The common + common subtype was extremely rare, accounting for only 2.3% of patients in our cohort. Given that common
EGFR mutations could efficiently activate EGFR kinase activity and promote tumorigenesis, it is highly unlikely that a single tumor would acquire two
EGFR common mutations simultaneously. As a result, we suspect that the two different
EGFR common mutations might mainly reside in different tumor cells. In other words, we think those patients might have two subclones of cancer cells, one is driven by
EGFR exon 21 p.L858R and the other is driven by
EGFR 19-Del, and both of them are likely to be sensitive to EGFR TKIs. For the common + rare and common + VUSs subtypes, the two
EGFR mutations could be either in the same or in different tumor cells. However, if some common and rare
EGFR mutations are in the same cancer cells, they might interfere with the response to certain EGFR TKIs. For example, Yu et al. found that if lung cancer patients had co-occurred baseline common
EGFR mutation and baseline
EGFR exon 20 p.T790M, they had poor responses to first-generation TKIs [
57]. Indeed, several previous studies reported that common
EGFR mutations and
EGFR exon 20 p.T790M were almost always in cis configurations in order to confer resistance to first-generation EGFR TKIs [
58]. Additionally, we found that rare
EGFR mutations were specifically enriched for
EGFR VUS (KD +) mutations. We speculate that
EGFR VUSs (KD +) and rare
EGFR mutations are within the same cancer cell or even on the same allele, and the additional KD aberrations from the VUSs might help reinforce the oncogenic activities of rare
EGFR mutations. Strikingly, we found that patients with the rare + VUSs (KD +) subtype are generally associated with a poorer prognosis than those with other subtypes, which further implies that they might reside in the same cancer cells to drive tumorigenesis and/or tumor progression. Nevertheless, our NGS results were not ideal to elucidate whether the compound
EGFR mutations were from the same cancer cell/DNA allele or not. Among the 1025 patients in our cohort, the compound
EGFR mutations of 282 patients were on the same exon. We then analyzed whether the mutations were on the same sequencing read (i.e., the same allele) or not. Strikingly, in 98.9% (279/282) of cases, the compound
EGFR mutations were located on the same allele, which also infers that they were in the same cancer cell (Additional file
1: Table S8). Future studies using more appropriate approaches (e.g., NGS on multi-site sampling tissues, single-cell sequencing, sequencing complementary DNAs, long-read sequencing, or fluorescent in situ hybridization) are necessary to further check the cis/trans configuration and cellular distribution of compound mutations.

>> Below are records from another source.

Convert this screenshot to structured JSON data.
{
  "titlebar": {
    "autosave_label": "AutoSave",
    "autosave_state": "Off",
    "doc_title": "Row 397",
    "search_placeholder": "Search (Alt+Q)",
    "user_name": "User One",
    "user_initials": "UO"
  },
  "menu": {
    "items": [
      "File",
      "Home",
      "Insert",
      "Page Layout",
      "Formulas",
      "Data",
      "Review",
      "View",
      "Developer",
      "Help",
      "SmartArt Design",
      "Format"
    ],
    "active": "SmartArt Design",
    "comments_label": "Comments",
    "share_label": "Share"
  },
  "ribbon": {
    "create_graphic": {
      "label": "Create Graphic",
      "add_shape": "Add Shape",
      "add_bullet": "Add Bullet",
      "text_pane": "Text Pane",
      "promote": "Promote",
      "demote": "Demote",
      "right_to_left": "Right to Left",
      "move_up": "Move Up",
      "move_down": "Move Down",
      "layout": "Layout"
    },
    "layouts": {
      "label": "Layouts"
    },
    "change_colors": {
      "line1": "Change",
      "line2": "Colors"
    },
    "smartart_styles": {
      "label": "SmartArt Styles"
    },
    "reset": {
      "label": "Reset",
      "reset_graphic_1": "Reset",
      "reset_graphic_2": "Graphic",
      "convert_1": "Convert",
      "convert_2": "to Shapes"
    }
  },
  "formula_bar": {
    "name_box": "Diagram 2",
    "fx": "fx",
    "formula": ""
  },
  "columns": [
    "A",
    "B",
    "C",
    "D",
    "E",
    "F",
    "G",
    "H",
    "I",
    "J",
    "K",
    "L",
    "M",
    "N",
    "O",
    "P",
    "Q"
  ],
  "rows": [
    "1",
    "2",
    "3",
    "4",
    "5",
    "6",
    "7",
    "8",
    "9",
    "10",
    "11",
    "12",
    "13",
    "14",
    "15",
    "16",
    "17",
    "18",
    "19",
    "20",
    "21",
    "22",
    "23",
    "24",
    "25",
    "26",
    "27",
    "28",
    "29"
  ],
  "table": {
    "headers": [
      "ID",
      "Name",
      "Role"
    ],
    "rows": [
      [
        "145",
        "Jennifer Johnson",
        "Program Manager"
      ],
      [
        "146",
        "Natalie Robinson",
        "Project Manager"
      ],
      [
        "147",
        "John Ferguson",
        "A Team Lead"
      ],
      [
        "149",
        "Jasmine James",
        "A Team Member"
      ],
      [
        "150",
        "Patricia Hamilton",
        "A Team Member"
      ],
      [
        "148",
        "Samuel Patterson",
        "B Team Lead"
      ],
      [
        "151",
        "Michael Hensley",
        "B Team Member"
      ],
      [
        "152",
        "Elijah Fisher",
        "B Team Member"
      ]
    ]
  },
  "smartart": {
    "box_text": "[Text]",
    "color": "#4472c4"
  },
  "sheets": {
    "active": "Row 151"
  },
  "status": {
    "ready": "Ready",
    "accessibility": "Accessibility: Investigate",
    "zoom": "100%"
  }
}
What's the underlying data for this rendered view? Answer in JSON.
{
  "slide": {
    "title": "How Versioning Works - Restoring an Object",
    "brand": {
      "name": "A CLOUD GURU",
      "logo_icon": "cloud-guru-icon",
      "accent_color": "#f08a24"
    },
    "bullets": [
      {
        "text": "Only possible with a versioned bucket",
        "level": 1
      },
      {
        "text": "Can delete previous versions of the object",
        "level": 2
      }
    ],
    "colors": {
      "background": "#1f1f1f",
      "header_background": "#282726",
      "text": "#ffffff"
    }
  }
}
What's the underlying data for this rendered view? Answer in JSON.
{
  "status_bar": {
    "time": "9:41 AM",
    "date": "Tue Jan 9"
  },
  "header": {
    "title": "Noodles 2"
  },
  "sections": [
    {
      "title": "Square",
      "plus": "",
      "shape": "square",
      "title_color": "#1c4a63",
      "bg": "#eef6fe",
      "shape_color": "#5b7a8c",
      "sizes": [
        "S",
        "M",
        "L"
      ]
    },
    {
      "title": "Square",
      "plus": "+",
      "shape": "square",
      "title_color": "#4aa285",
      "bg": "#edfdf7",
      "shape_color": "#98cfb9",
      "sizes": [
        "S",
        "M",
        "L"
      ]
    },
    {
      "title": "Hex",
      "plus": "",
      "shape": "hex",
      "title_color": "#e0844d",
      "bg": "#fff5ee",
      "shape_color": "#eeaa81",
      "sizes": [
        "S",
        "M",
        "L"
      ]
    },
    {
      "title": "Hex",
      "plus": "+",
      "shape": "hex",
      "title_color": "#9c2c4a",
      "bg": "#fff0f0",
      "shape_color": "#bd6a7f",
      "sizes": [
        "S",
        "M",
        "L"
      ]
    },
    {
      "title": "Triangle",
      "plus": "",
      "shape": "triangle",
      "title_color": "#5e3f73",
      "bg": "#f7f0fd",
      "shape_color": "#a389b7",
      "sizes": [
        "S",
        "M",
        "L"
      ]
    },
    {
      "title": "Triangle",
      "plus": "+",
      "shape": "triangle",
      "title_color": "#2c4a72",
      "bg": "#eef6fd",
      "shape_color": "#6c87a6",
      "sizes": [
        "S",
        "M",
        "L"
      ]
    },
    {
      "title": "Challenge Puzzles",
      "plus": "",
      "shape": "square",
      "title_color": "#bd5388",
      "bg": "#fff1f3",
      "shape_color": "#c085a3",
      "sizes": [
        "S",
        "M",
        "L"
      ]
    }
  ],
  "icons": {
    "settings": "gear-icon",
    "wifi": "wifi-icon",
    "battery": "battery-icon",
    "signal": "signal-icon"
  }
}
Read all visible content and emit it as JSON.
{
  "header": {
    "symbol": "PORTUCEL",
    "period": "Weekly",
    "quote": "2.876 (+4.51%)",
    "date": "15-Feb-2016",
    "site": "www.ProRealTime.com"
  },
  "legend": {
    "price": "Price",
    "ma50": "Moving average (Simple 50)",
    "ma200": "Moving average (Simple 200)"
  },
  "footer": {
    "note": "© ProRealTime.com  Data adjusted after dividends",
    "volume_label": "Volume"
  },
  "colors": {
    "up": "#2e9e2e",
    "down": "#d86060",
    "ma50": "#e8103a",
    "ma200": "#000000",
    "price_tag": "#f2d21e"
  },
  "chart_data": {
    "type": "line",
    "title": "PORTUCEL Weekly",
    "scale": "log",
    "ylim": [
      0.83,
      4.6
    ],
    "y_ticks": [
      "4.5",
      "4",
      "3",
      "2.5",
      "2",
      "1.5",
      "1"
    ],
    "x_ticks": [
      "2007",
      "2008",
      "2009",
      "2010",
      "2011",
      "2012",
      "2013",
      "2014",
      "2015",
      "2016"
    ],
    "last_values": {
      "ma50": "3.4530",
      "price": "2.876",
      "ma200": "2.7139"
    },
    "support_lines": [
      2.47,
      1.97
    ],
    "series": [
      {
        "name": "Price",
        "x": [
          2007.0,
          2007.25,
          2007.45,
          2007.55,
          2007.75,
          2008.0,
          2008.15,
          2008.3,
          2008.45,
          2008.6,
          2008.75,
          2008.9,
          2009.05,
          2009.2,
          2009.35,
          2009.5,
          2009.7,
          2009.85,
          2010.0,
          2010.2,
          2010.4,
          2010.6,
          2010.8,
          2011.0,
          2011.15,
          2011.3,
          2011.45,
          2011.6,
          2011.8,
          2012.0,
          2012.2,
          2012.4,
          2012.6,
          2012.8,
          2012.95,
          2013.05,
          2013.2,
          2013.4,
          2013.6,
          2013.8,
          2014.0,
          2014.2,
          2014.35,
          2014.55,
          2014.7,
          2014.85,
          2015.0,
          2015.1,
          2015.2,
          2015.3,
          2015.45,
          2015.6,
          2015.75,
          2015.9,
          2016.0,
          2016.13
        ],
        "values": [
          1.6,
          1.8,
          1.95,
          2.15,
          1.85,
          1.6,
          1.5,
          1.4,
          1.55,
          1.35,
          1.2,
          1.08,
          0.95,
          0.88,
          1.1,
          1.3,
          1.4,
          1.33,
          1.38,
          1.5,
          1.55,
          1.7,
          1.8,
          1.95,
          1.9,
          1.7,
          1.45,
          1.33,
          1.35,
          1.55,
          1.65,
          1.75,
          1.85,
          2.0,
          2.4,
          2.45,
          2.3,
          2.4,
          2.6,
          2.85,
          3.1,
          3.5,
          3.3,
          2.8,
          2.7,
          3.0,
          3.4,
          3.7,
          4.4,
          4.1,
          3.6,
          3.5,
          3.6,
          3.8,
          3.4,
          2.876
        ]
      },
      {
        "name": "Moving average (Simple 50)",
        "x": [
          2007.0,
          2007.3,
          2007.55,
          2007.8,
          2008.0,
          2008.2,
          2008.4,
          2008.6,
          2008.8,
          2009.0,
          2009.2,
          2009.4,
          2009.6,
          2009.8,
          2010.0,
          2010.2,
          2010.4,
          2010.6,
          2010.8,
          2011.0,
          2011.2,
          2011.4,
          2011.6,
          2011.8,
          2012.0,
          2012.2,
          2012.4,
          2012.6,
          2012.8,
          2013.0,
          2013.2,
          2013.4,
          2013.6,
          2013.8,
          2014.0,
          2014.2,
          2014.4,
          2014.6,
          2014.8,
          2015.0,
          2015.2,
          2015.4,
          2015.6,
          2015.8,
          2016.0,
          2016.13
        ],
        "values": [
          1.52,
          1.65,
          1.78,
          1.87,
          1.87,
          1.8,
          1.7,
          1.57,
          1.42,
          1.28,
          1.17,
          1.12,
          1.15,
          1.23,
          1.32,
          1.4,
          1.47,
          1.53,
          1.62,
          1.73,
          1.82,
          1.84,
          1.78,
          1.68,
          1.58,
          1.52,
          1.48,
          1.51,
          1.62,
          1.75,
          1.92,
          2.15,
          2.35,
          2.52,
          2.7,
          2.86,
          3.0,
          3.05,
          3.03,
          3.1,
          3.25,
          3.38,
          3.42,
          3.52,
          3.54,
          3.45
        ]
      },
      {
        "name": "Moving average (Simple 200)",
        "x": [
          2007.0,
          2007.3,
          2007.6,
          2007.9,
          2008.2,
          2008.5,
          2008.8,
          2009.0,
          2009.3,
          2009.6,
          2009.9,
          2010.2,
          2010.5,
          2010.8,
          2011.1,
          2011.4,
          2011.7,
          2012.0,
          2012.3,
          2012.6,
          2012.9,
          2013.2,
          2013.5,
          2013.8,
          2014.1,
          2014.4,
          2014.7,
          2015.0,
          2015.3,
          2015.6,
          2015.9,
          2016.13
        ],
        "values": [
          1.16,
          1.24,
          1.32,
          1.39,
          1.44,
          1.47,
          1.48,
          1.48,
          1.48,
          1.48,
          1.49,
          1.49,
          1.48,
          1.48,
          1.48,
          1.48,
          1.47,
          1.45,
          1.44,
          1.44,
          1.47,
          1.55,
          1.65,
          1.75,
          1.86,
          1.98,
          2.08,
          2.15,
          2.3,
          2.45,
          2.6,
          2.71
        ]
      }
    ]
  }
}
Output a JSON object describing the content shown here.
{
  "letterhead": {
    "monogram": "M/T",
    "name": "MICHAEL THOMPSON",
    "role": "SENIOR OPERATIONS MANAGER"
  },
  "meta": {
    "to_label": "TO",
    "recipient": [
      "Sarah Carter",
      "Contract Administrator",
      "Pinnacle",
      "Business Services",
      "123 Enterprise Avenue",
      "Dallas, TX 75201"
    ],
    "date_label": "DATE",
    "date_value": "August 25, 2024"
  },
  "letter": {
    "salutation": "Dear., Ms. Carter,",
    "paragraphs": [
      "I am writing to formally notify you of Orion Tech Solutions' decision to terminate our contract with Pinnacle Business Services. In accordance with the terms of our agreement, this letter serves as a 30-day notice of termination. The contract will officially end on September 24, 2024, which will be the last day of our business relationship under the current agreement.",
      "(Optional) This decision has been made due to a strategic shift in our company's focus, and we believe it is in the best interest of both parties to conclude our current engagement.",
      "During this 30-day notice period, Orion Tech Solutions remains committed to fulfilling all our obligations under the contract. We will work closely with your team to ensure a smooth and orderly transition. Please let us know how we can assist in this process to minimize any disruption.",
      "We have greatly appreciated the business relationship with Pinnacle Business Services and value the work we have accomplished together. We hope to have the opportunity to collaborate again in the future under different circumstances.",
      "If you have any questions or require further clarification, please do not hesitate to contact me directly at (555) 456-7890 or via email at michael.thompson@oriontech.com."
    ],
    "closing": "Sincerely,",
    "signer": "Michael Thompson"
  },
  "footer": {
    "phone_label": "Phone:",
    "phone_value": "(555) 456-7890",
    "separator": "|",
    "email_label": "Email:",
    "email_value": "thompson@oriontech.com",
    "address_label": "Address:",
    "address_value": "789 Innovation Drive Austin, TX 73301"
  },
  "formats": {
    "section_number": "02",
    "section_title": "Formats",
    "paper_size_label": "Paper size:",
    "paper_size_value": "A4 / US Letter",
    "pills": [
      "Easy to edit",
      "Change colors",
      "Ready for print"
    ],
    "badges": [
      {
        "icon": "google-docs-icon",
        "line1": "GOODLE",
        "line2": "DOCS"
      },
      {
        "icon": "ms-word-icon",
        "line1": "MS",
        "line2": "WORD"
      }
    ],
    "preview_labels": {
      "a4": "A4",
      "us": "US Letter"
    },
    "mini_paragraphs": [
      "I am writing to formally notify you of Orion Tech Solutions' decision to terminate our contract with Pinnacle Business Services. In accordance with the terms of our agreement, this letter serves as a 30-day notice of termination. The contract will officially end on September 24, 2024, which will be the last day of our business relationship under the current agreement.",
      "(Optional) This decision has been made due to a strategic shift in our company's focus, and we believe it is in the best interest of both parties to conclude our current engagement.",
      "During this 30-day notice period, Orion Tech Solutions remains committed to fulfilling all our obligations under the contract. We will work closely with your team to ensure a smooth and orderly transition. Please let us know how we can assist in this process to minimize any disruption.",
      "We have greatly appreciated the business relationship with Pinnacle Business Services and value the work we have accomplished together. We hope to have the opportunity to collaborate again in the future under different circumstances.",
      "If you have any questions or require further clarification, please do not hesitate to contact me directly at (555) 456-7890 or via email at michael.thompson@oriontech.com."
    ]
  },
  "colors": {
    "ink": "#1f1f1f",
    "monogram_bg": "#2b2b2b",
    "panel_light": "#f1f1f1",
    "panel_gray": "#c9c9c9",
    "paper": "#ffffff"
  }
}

There were several limitations of our study. Firstly, a large proportion of patients had missing clinical information, including the PD-L1 expression and disease stages, which can potentially impede thorough analyses of the correlation between the clinical characteristics and compound EGFR mutation subtypes. Secondly, because the tumor samples were collected by different hospitals spanning the past 4.5 years, the samples were generically profiled by 3 different targeted sequencing panels. Fortunately, all 3 targeted sequencing panels were designed and performed by the same sequencing institute. Specifically, all the assay validations were performed using a method-based validation approach to detect a specific type of mutation at a specific sequencing depth under the entire NGS system, and all three sequencing panels showed a similar capacity to detect mutations (cross-panel accuracy > 97%). Therefore, the result of overlapping genes from the three sequencing panels is comparable. Lastly, only 95 patients who had paired baseline and PD samples were available for drug resistance analyses, and future studies with larger patient sizes are necessary to fully elucidate the differential resistant mechanisms for various compound EGFR mutations.